Why do we feel so much?
Perhaps it is the countless Filipino movies that starred our favorite hugot lines. From Jolina Magdangal and Marvin Agustin's tandem in Labs Kita…Okay Lang? to hits such as One More Chance, Starting Over Again, and That Thing Called Tadhana, these movies have built up so much of what we now know as the hugot culture. They have accomplished a great deal, mainly by tugging at the Filipino heartstrings and appealing to our emotions. "Digging deep" may be all that it takes to get over heartbreak and bitter romances, and upon hearing Angelica Panganiban mourn over her character's heartbreak, or seeing John Lloyd Cruz portray a sobbing Popoy, we can't help but feel them tie-in with our personal lives.
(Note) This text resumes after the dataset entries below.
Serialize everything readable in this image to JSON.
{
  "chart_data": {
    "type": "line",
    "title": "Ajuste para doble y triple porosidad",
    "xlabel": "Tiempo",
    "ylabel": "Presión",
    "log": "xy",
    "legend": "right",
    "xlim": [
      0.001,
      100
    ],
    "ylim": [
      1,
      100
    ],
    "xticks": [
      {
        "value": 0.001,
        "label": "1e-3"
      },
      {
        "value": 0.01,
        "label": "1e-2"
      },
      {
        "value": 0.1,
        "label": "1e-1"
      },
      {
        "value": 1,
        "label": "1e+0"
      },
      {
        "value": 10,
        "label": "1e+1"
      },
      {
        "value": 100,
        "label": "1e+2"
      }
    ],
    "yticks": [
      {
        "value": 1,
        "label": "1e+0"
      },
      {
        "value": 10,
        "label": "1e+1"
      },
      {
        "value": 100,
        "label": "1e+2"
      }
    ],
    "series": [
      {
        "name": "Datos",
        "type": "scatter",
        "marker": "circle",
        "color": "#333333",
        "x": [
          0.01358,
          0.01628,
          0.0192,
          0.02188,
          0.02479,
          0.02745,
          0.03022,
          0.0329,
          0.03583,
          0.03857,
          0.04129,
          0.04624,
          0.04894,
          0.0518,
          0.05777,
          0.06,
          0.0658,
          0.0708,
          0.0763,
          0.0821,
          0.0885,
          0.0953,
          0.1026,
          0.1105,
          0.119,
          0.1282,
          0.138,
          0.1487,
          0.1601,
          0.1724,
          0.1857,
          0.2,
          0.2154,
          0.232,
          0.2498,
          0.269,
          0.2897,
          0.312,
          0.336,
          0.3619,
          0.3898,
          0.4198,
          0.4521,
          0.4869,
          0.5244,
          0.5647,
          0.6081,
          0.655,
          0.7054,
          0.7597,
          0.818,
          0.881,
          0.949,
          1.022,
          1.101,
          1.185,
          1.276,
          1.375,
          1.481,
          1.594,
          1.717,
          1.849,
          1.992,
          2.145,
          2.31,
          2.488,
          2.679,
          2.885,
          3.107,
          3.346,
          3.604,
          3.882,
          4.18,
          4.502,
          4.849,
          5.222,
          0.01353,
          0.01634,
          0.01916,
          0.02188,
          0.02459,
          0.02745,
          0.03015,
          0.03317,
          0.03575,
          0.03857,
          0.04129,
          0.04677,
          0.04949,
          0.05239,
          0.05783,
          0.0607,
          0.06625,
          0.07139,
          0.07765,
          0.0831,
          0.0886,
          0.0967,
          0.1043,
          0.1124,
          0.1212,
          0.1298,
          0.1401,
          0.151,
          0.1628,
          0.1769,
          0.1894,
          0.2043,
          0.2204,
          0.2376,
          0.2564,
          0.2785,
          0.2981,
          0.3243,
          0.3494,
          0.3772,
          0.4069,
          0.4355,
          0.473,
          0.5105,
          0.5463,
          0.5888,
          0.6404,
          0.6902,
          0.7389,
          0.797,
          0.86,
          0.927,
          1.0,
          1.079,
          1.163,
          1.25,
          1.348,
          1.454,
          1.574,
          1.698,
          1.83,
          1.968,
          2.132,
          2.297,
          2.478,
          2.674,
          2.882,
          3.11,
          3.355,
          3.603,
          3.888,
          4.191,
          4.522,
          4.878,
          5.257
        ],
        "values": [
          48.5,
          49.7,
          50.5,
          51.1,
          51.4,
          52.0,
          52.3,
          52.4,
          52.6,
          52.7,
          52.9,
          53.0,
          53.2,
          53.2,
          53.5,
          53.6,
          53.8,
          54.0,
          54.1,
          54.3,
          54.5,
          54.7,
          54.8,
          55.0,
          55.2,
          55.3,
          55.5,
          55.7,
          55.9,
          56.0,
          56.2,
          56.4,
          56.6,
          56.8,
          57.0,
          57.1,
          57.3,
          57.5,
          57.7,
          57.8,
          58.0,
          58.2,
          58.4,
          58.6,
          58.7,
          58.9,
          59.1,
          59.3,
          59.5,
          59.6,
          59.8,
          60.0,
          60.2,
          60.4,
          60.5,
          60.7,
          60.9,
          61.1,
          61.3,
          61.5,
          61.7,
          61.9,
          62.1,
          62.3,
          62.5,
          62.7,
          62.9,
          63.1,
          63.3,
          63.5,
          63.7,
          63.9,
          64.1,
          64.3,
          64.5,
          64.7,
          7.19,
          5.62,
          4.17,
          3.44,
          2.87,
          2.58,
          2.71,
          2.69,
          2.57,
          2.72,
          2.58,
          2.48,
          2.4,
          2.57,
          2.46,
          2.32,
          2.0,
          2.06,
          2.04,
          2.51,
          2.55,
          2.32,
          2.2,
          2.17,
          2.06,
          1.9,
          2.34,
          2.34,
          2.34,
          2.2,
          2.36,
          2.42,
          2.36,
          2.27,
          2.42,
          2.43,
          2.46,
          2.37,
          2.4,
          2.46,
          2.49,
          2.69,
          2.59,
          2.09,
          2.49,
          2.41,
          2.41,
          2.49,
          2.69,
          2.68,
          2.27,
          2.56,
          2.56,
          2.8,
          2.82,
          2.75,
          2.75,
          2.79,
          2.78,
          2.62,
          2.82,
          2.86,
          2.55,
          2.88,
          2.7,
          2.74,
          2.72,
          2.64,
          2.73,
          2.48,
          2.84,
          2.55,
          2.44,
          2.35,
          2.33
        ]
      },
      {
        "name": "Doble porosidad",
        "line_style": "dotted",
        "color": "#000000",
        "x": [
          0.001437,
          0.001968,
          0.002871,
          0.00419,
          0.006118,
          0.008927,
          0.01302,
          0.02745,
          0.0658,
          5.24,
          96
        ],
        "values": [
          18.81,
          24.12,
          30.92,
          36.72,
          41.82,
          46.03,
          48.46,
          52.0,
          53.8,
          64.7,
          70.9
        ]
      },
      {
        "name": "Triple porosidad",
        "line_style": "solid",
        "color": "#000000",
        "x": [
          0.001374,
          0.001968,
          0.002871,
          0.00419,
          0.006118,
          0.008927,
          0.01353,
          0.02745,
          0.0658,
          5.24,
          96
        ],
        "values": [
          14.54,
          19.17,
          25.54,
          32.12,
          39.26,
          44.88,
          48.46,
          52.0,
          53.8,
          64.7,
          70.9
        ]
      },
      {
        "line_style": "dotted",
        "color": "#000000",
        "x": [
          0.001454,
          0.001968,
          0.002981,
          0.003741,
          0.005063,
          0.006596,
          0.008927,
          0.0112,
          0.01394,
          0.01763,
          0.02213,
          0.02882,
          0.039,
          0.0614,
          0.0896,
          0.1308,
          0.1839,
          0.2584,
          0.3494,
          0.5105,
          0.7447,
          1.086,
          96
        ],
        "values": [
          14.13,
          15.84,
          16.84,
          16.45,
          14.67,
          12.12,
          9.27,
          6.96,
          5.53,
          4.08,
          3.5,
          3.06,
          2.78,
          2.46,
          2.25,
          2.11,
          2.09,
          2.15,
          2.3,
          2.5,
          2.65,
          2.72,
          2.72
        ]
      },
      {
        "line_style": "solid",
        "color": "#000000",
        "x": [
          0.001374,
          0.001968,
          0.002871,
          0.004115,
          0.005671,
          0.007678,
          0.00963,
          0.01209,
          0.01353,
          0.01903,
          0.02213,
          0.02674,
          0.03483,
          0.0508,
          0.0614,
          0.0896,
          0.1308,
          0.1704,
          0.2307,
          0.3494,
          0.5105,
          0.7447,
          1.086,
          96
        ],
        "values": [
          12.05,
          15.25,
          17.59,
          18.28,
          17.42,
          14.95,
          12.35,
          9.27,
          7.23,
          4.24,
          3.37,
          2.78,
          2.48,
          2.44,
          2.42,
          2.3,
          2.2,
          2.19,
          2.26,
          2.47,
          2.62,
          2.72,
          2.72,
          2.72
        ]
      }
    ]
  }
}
Social media has become such a great avenue for this interaction, too. Facebook and Twitter have succeeded in carrying over this culture through the memes that pop up on our news feeds and timelines. Sometimes, all we need is to know that there are people out there going through the same letdowns we are, and outlets such as these allow for that reassurance. Some hugot are plucked out from the deepest disappointments, while others carry a certain wit that makes heartbreak seem a little less serious. Whether or not we feel that these lines are intended for us, others do find them comforting and helpful, and that could be the positivity these hugot have to offer.
Sometimes, however, hugot lose their magic, like for when they are delivered at the wrong time, or are just too forced. Often, these lines only work in situations that make attaining love seem impossible, and this can account for the AlDub phenomenon having lost its popularity. When the couple met, it seemed that the hopelessness that was once present vanished. The element of longing and impossibility has been lost, and is not as hugot-worthy as before.
There exists an inner hugot in every Filipino, regardless of whether or not we are conscious of it. Hugot may just be part of the evolution that started with banats and puns that have proven their fame at one time. Although these lines may have a good and bad side to them, it is undeniable that they have been etched deep within our society, even deeper within our respective identities. It's quite unpredictable how far they will go, or even if they will still be used ten years from now. But one thing's for sure, we will always feel the need to express our feelings and emotions, and hugot is just one way of making that happen.